Pharma chiefs warn NHS underinvestment is denying UK access to life‑saving drugs
AstraZeneca pauses investment and industry leaders urge overhaul of pricing rules as talks with ministers stall

Pharmaceutical industry leaders said the National Health Service's approach to drug pricing is leaving patients without access to new cancer medicines and has prompted firms to curb investment and clinical trials in the UK.
AstraZeneca on Friday paused what it described as a planned £200 million investment in a Cambridge research site, days after Merck cancelled a £1 billion expansion in the country. Bristol Myers Squibb said it had cut hundreds of UK jobs, ended drug trials and stopped 34 partnership projects with the NHS because of what its UK head called "chronic underinvestment" in medicines.
Guy Oliver, UK head of Bristol Myers Squibb, told The Times that decisions by companies to withhold investment or not bring medicines and trials to the UK were driven by the economics of operating in a market that he said did not sufficiently value innovation. "There is a human cost to this all. Patients are really suffering, and have been suffering for many, many years now," he said.
Industry bodies pointed to data showing more than 60 medicines were not available in the UK over the past five years and said the country spends about 9% of its health budget on medicines, a lower share than comparable nations. They also noted that the cost-effectiveness threshold used by the National Institute for Health and Care Excellence has not changed in more than 25 years.
Companies have singled out a number of cancer therapies as examples of treatments available in other countries but not routinely available on the NHS. Enhertu, an antibody drug for certain breast cancers, is used in other European health systems and in clinical trials was associated with a doubling of progression‑free survival and a lower risk of death over an 18‑month period compared with standard chemotherapy. The drug is available through Scotland's health service but has been repeatedly declined by NICE for routine NHS use in England.
Other medicines named by the industry in public comments include Trodelvy, a targeted chemotherapy delivery agent for some breast cancer patients, and Reblozyl, which treats anaemia for adults with certain blood disorders.
Pharma executives say another structural problem is the existing voluntary pricing and access agreement — known as VPAG — which requires companies to pay back profits to the NHS if sales exceed a set threshold. They argue the VPAG clawback is significantly higher in the UK than in comparable countries and is a deterrent to bringing new medicines and trials to the market.
"Every day that we don't continue these talks means more and more decisions that companies like BMS have to make around not bringing our clinical trials, not launching a medicine, and not partnering with the NHS," Oliver said.

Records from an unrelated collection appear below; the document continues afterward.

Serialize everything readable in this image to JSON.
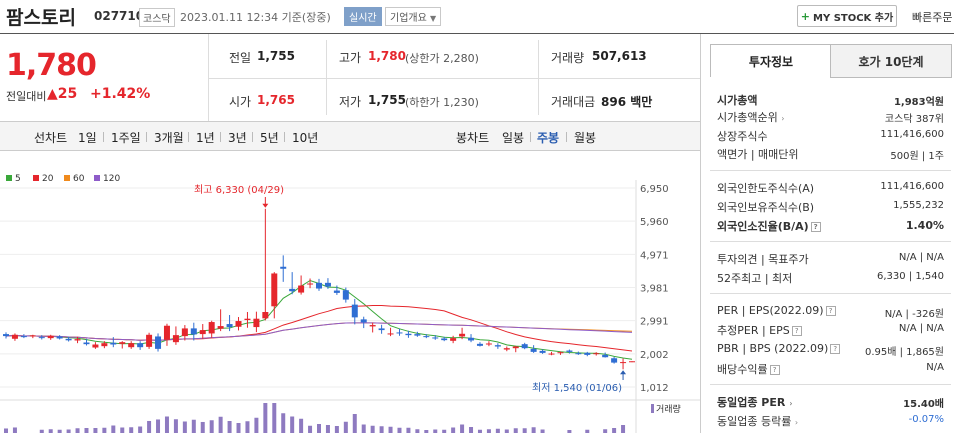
{
  "header": {
    "title": "팜스토리",
    "code": "027710",
    "market": "코스닥",
    "datetime": "2023.01.11 12:34 기준(장중)",
    "realtime": "실시간",
    "overview": "기업개요",
    "mystock": "MY STOCK 추가",
    "quick_order": "빠른주문"
  },
  "price": {
    "current": "1,780",
    "change_label": "전일대비",
    "change_value": "25",
    "change_pct": "+1.42%"
  },
  "quote": {
    "prev_close_label": "전일",
    "prev_close": "1,755",
    "high_label": "고가",
    "high": "1,780",
    "upper_limit": "(상한가 2,280)",
    "volume_label": "거래량",
    "volume": "507,613",
    "open_label": "시가",
    "open": "1,765",
    "low_label": "저가",
    "low": "1,755",
    "lower_limit": "(하한가 1,230)",
    "amount_label": "거래대금",
    "amount": "896 백만"
  },
  "chart_controls": {
    "line_label": "선차트",
    "line_periods": [
      "1일",
      "1주일",
      "3개월",
      "1년",
      "3년",
      "5년",
      "10년"
    ],
    "candle_label": "봉차트",
    "candle_periods": [
      "일봉",
      "주봉",
      "월봉"
    ],
    "candle_selected": "주봉"
  },
  "colors": {
    "up": "#e5262c",
    "down": "#2f6ed3",
    "ma5": "#3aa83a",
    "ma20": "#e5262c",
    "ma60": "#f08a1c",
    "ma120": "#8e5cc9",
    "volume": "#8e7ac0"
  },
  "chart": {
    "legend": [
      "5",
      "20",
      "60",
      "120"
    ],
    "y_ticks": [
      "6,950",
      "5,960",
      "4,971",
      "3,981",
      "2,991",
      "2,002",
      "1,012"
    ],
    "high_note": "최고 6,330 (04/29)",
    "low_note": "최저 1,540 (01/06)",
    "volume_label": "거래량"
  },
  "chart_data": {
    "type": "candlestick",
    "ylim": [
      1012,
      6950
    ],
    "candles": [
      [
        2591,
        2641,
        2460,
        2531
      ],
      [
        2451,
        2611,
        2390,
        2570
      ],
      [
        2530,
        2590,
        2471,
        2500
      ],
      [
        2520,
        2570,
        2470,
        2551
      ],
      [
        2500,
        2560,
        2430,
        2475
      ],
      [
        2470,
        2570,
        2420,
        2540
      ],
      [
        2520,
        2560,
        2430,
        2460
      ],
      [
        2450,
        2510,
        2370,
        2405
      ],
      [
        2400,
        2510,
        2320,
        2440
      ],
      [
        2340,
        2450,
        2250,
        2290
      ],
      [
        2190,
        2350,
        2150,
        2280
      ],
      [
        2230,
        2380,
        2170,
        2320
      ],
      [
        2331,
        2500,
        2200,
        2280
      ],
      [
        2300,
        2380,
        2160,
        2350
      ],
      [
        2200,
        2380,
        2150,
        2320
      ],
      [
        2320,
        2380,
        2120,
        2200
      ],
      [
        2210,
        2631,
        2150,
        2570
      ],
      [
        2520,
        2611,
        2070,
        2150
      ],
      [
        2420,
        2900,
        2240,
        2840
      ],
      [
        2350,
        2820,
        2270,
        2560
      ],
      [
        2530,
        2860,
        2400,
        2760
      ],
      [
        2761,
        2931,
        2400,
        2580
      ],
      [
        2591,
        2891,
        2450,
        2710
      ],
      [
        2610,
        2990,
        2480,
        2950
      ],
      [
        2751,
        3330,
        2680,
        2830
      ],
      [
        2890,
        3160,
        2680,
        2800
      ],
      [
        2810,
        3100,
        2700,
        2980
      ],
      [
        3010,
        3250,
        2780,
        3050
      ],
      [
        2800,
        3260,
        2650,
        3050
      ],
      [
        3060,
        6330,
        3000,
        3250
      ],
      [
        3420,
        4440,
        3060,
        4400
      ],
      [
        4600,
        4940,
        4150,
        4540
      ],
      [
        3940,
        4440,
        3780,
        3870
      ],
      [
        3830,
        4340,
        3770,
        4040
      ],
      [
        4090,
        4250,
        3960,
        4100
      ],
      [
        4120,
        4240,
        3880,
        3950
      ],
      [
        4120,
        4260,
        3940,
        4010
      ],
      [
        3890,
        4040,
        3760,
        3820
      ],
      [
        3900,
        3980,
        3530,
        3620
      ],
      [
        3470,
        3640,
        2880,
        3090
      ],
      [
        3030,
        3110,
        2770,
        2940
      ],
      [
        2820,
        2930,
        2640,
        2860
      ],
      [
        2760,
        2870,
        2600,
        2710
      ],
      [
        2600,
        2780,
        2530,
        2610
      ],
      [
        2640,
        2750,
        2540,
        2630
      ],
      [
        2600,
        2690,
        2480,
        2560
      ],
      [
        2590,
        2660,
        2510,
        2545
      ],
      [
        2530,
        2590,
        2470,
        2510
      ],
      [
        2490,
        2560,
        2420,
        2460
      ],
      [
        2460,
        2510,
        2380,
        2410
      ],
      [
        2390,
        2540,
        2320,
        2470
      ],
      [
        2520,
        2780,
        2440,
        2600
      ],
      [
        2480,
        2590,
        2350,
        2400
      ],
      [
        2300,
        2350,
        2220,
        2240
      ],
      [
        2300,
        2380,
        2230,
        2310
      ],
      [
        2260,
        2320,
        2150,
        2220
      ],
      [
        2130,
        2220,
        2080,
        2170
      ],
      [
        2170,
        2240,
        2050,
        2220
      ],
      [
        2290,
        2330,
        2140,
        2170
      ],
      [
        2150,
        2260,
        2030,
        2060
      ],
      [
        2090,
        2140,
        2000,
        2030
      ],
      [
        1990,
        2060,
        1960,
        2010
      ],
      [
        2040,
        2070,
        1970,
        2050
      ],
      [
        2100,
        2130,
        2010,
        2060
      ],
      [
        2020,
        2070,
        1970,
        2000
      ],
      [
        2030,
        2060,
        1930,
        1970
      ],
      [
        2000,
        2050,
        1950,
        2020
      ],
      [
        1970,
        2040,
        1890,
        1900
      ],
      [
        1870,
        1910,
        1710,
        1740
      ],
      [
        1730,
        1860,
        1540,
        1755
      ],
      [
        1765,
        1780,
        1755,
        1780
      ]
    ]
  }
}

Negotiations between ministers and the industry over pricing and investment resumed and stalled in recent months. Health Secretary Wes Streeting stepped away from talks in September after a month of discussions, according to industry accounts. Companies are urging a review of NICE thresholds and a renegotiation of VPAG terms to bring them more in line with international standards.
Last week, Eli Lilly said it would raise the wholesale UK price of its weight‑loss drug tirzepatide (marketed as Mounjaro) from September in response to global pricing pressure following public comments from US political leaders. For the highest dose, Lilly has proposed an increase from a list price of about £122 to £330 per dose. Industry leaders have warned that public disputes over pricing between governments and global manufacturers risk creating knock‑on effects for availability and investment decisions.
Johnson & Johnson's UK managing director, Roz Bekker, said delays to reform would hurt the UK's competitiveness and patient outcomes, and that the VPAG clawback was currently "three times higher than comparable countries." Dr Leyla Hannbeck, chief executive of the Independent Pharmacies Association, cautioned that patients should not be used as leverage in wider disputes over drug costs.
A government spokesperson rejected industry claims that the UK was failing patients. The spokesperson said cancer care remained an NHS priority as the health service recovered from what ministers have called years of underinvestment, and pointed to a proposed package they described as a "generous and unprecedented offer" worth about £1 billion over three years as part of a review of cost‑effectiveness thresholds.
The government statement said it would "always stand behind cancer patients and ensure they get access to the best available care and affordable cutting‑edge drugs they need," and that the national cancer plan would set out measures to improve outcomes and restore the NHS's standing in cancer care.
The row highlights tensions between pharmaceutical companies seeking predictable returns on research and development and a public healthcare system that must weigh cost‑effectiveness and budget pressures. Industry representatives argue that a failure to update pricing frameworks and to align clawback mechanisms with other high‑income countries will lead to further reductions in clinical trials, jobs and access to medicines in the UK. Ministers say they have made a financial offer and are balancing affordability with access as part of longer‑term NHS planning.